Yes. But honestly that is a pretty tiny code change in IKEv2. Again, I
will let Steffen and Antony talk about performance, but I think
"re-steering" packets is hugely expensive and slow, especially if it
needs to be done dynamically, eg first you have to determine which CPU
to steer it to, and then steer the packet. Then maybe remember this
choice for a while because you cannot do this lookup for each packet.
Then if that SA dies and you need to find another one, that's a whole
other error path you need to traverse.

>>> I think it depends. I'd like to see optimization efforts to influence
>>> the protocol as less as possible. Ideally this should be local matter
>>> for implementations. This would allow them to interoperate
>>> with unsupporting implementations (and even to benefit from
>>> multi-SAs even in these situations).
>>
>> Those that don't support this don't see notifies ? Or do you mean to
>> somehow install multiple SA's for the same thing on "unsupported"
>> systems?
>
> Yes. The idea is that If one peer supports per-CPU SAs and the
> other doesn't, they still be able to communicate and have multiple SAs.

There is no way for you to know in advance if the peer will send you a
delete for the older child SA when establishing the new child SA, thus
defeating your purpose. I know RFC 7296 says you can have multiple
identical child SAs but in practise a bunch of software just assumes
these are the same client reconnecting and the previous chuld sa state
was lost. This proposed mechanism therefor wants to explicitely state
"we are going to do multiple identical SAs, can you support me".

> For example, if the supporting system has several weak CPUs,
> while the unsupporting one has much more powerful CPU,
> then multiple SAs will help to improve performance -
> the supporting system will distribute load on its weak CPUs,
> while for unsupporting the load will be small enough even for a single CPU.

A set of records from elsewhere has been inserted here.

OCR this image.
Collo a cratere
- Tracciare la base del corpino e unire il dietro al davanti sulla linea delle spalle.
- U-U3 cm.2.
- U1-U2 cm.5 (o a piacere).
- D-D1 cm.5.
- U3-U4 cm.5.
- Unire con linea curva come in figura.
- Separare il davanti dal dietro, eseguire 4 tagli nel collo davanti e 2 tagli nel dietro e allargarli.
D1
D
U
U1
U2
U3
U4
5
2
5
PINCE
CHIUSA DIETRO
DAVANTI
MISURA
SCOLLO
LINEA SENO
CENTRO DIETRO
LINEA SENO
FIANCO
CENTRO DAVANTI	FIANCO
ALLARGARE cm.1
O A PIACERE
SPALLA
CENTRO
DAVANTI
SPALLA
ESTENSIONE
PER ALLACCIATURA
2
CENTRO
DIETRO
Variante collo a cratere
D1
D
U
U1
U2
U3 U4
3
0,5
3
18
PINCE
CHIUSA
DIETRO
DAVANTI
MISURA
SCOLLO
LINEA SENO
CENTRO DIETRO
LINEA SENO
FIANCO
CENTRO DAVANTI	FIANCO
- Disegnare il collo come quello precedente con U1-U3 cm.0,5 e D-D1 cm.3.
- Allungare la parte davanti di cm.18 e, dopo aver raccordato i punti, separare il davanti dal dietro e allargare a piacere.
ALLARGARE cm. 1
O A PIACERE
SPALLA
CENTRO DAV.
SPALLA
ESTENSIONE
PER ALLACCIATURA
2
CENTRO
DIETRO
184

But you simply don't know if the duplicate SA is going to lead to a
deletion of the older SA.

>> The problem currently is that when an identical child SA
>> is successfully negotiated, implementations differ on what they do.
>> Some allow this, some delete the older one. The goal of this draft
>> is to make the desire for multple idential child SAs very explicit.
>
> RFC 7296 explicitly allows multiple Child SAs with identical selectors,
> so if implementations immediately delete them, then they are either broken
> or have reasons to do it (e.g. have no resources).

Broken or not, they are not going to get "fixed". It was a design
choice.

Paul